Unread postby diamondd » 4 Jun 12, 1:36 pm

yeah I don't think anyone is trying to argue that Linux is a perfectly viable option for everyone to jump to if they don't want to get Windows 8, but its definitely not the ugly **** child of an "ideal" OS it once was and for many applications is extremely useable.

in all honestly I can't even imagine not having a Windows machine in my life (lol) but at the same time I've been absolutely loving the new Ubuntu and gnome-shell on my laptop.

in fact, if someone brought the gnome-shell functionality over as a wrapper to my Windows creature comforts I'd be a very happy man.

the main thing I find though is for every one-click solution to a problem there might be in Windows there's another one that requires plenty of hoop-jumping and never quite gets me where I want to be anyway.

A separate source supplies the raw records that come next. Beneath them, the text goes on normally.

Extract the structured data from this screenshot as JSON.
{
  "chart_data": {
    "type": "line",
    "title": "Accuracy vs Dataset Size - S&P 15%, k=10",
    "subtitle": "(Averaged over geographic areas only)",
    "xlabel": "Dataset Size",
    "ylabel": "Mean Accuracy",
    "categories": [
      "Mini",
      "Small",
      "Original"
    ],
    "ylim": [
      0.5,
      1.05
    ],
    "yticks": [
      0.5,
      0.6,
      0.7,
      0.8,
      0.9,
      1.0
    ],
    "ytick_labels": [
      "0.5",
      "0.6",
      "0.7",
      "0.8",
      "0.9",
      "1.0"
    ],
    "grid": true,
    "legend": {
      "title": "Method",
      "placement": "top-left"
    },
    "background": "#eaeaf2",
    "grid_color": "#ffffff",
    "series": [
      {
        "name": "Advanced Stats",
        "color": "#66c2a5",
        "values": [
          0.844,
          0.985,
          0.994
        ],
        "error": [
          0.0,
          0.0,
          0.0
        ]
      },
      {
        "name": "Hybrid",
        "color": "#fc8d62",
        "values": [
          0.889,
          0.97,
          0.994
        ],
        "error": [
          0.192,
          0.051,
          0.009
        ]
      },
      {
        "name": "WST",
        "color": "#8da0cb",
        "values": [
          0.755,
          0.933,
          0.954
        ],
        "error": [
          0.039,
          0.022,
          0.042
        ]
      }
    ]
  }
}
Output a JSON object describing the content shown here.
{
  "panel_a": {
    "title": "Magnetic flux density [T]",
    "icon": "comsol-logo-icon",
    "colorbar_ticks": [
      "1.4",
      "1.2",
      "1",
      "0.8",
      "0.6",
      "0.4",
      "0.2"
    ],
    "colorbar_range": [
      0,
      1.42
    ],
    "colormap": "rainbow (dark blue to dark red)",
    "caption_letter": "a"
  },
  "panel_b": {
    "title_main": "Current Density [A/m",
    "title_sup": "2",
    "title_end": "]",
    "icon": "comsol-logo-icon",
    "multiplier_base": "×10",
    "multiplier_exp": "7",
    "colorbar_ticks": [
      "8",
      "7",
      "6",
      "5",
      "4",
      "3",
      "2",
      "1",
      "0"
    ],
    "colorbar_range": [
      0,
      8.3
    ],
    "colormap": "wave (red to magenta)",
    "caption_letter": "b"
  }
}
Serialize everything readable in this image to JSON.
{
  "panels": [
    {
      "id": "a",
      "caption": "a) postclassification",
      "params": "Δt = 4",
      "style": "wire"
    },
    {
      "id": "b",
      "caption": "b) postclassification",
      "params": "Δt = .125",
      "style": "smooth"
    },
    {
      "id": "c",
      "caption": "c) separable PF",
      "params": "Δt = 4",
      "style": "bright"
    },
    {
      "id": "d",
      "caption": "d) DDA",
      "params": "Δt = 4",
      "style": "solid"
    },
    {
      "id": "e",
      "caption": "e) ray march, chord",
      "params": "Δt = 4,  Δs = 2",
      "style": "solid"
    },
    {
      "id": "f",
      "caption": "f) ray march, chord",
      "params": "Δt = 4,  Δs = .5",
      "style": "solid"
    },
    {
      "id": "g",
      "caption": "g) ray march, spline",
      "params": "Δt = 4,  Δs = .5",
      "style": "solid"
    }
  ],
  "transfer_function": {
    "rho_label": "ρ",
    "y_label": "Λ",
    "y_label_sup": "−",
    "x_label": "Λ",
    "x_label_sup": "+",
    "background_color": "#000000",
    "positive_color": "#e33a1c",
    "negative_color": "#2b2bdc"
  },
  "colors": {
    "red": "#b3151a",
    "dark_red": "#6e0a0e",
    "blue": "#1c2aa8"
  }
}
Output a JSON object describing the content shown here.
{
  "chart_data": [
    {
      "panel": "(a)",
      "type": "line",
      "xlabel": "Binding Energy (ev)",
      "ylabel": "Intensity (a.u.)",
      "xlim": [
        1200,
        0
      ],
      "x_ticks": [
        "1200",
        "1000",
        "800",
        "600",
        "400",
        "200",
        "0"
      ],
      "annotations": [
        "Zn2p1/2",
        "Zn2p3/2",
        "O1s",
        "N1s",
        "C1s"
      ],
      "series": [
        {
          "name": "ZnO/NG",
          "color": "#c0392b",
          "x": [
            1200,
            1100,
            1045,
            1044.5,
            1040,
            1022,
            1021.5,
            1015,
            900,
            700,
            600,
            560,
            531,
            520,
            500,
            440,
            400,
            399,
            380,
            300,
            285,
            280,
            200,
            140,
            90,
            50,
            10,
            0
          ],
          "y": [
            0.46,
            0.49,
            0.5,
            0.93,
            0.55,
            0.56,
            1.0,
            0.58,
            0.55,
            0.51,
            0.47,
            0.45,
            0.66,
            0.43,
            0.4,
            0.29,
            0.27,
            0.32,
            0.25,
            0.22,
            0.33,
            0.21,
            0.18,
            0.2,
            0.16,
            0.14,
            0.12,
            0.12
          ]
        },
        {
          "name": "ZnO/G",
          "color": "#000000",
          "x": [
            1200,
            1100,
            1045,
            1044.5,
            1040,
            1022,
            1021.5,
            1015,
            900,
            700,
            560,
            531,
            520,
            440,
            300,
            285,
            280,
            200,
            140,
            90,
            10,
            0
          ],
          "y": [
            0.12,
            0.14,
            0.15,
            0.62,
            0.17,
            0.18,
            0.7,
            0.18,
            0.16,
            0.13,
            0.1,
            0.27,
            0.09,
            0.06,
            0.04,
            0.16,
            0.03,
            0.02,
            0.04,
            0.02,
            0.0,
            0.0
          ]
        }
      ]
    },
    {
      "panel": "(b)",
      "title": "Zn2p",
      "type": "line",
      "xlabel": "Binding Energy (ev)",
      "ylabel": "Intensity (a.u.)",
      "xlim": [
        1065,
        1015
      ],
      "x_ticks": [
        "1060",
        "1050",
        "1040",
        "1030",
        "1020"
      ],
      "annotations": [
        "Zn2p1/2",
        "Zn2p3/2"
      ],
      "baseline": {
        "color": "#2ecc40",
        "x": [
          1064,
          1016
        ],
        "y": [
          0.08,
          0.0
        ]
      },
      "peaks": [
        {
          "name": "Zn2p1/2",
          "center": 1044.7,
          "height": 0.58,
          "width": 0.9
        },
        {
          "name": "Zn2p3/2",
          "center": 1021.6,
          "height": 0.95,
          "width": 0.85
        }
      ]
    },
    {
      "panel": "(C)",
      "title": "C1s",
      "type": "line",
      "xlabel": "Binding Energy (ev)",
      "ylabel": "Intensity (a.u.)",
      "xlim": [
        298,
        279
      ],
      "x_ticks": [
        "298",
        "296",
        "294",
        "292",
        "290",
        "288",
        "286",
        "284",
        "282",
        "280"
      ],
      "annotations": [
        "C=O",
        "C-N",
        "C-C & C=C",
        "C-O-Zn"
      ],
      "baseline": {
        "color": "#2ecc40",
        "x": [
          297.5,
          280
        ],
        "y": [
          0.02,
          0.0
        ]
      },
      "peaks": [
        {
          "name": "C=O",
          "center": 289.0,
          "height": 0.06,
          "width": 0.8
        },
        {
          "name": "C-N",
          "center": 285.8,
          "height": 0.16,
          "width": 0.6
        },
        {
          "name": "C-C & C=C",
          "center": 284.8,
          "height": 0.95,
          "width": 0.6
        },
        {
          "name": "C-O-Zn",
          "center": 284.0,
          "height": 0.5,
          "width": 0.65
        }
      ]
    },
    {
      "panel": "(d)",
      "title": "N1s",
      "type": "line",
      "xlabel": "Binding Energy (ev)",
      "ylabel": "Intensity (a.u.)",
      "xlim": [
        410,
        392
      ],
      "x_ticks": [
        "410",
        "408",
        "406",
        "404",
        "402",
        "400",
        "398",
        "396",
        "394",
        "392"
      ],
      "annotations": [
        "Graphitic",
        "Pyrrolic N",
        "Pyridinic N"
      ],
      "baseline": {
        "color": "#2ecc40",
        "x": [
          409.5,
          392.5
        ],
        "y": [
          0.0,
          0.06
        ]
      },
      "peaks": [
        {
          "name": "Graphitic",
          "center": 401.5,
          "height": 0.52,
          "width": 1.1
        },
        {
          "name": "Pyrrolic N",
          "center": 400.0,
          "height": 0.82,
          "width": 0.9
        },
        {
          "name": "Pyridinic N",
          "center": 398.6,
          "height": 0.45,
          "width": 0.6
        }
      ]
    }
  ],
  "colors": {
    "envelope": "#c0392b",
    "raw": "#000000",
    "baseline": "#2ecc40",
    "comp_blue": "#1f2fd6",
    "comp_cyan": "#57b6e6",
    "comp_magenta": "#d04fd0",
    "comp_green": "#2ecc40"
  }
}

^I didn't mean you were making anything up, point is plenty of people don't have any issues at all and I think an unfortunate combination of hardware/your configuration is probably just as much at fault as any inadequacies of Linux. Linux powers servers the world over, it works better than anything else but it does take some configuring. Lets not forget that Ubuntu isn't really designed to be a server anyway, sure it provides the functionality but the main goal is to target the kind of people who are buying macbooks by the tonne these days. You might have more luck using a tool which better suits the job at hand.